As cars start to rely more on wireless systems – such as Bluetooth wireless technology- your car can become more vulnerable to car hacking attacks. For now security is in the hands of car manufacturers who are currently working to address these problems. So, until they figure it out, here are some steps you can take to protect yourself:

•    Familiarize yourself with your cars wireless system. Find out if the systems can be operated remotely with some sort of GPS Tracking Software. Review your cars owner’s manual or check online.
•    Take your car to reputable repair shops and dealers for any maintenance or fixes. It’s possible for dishonest repair shops to manipulate your car’s computer system to make it appear that you need services and repaired that aren’t really needed. Do some research before taking your car to get serviced.

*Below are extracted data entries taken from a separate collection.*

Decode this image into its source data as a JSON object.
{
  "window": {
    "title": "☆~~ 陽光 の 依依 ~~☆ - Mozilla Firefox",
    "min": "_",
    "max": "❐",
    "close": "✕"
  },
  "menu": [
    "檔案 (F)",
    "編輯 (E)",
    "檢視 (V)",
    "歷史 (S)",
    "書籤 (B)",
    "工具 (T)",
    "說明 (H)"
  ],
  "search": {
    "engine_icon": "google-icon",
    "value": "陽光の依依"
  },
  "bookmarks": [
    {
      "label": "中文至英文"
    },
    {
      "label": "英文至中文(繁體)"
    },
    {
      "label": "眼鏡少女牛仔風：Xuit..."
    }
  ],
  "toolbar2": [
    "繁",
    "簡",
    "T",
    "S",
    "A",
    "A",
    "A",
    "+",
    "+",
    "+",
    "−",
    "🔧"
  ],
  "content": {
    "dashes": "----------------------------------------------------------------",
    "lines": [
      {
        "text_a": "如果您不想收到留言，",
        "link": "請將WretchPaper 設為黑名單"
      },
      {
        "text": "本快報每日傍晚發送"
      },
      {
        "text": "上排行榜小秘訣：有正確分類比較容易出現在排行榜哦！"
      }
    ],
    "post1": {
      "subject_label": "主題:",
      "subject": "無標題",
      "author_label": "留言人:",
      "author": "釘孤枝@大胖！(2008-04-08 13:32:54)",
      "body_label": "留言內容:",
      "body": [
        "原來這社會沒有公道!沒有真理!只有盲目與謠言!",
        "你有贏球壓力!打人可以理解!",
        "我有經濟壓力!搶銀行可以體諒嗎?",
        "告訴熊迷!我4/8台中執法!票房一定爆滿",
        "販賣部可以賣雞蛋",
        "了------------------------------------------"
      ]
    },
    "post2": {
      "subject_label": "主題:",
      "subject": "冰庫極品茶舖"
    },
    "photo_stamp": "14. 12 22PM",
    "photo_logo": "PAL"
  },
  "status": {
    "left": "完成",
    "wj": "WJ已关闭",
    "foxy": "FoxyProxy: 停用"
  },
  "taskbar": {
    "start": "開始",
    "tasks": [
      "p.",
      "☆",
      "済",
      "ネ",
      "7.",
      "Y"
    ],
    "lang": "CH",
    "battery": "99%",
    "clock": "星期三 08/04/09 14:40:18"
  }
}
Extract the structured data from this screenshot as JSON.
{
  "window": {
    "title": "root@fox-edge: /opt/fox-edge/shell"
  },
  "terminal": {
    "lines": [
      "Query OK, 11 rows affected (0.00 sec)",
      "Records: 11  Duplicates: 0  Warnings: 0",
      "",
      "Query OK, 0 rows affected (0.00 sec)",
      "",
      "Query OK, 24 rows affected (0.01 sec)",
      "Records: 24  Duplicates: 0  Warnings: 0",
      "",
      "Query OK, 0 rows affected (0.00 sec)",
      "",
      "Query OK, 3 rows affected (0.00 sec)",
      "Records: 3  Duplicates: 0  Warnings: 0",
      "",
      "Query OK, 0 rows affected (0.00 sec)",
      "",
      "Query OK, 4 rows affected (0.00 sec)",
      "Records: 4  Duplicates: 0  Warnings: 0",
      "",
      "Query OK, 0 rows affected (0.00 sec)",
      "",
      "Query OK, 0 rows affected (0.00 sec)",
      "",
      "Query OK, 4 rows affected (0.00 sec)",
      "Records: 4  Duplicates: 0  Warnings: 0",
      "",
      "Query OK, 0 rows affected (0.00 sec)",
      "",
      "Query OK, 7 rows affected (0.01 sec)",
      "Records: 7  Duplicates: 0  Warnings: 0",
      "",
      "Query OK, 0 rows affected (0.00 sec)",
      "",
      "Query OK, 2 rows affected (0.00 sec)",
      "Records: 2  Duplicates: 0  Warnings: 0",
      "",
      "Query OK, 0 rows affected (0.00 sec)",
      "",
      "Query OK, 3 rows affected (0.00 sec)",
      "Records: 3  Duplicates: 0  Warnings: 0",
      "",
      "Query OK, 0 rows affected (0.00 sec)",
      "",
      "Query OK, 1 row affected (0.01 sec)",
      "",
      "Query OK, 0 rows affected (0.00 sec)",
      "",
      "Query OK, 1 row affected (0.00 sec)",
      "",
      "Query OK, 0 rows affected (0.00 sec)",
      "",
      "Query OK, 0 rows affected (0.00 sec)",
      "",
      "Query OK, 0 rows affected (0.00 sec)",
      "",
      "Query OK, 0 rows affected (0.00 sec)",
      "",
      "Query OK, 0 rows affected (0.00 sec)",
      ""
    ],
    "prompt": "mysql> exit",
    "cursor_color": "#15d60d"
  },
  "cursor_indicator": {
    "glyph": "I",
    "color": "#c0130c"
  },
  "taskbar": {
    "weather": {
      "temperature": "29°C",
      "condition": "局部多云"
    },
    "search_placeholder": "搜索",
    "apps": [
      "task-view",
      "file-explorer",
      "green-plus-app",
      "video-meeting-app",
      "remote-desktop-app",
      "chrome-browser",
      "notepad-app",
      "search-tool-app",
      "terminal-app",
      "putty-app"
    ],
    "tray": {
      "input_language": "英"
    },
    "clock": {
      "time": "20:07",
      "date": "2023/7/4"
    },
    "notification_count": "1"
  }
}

•    If you’re using OnStar, protect your password. Since OnStar can remotely unlock the car or shut-off the engine if reported stolen, there’s potential for mischief if your password falls into the wrong hands.
•    Beware of after-market devices. Many don’t go through rigorous testing and can make you more vulnerable experts say.

Remember, hacking a car isn’t easy, so even though your car may be vulnerable, experts say there is no reason to be alarmed. There are plenty of other things motorists should be worried about than potential car hackers, like having the proper car insurance.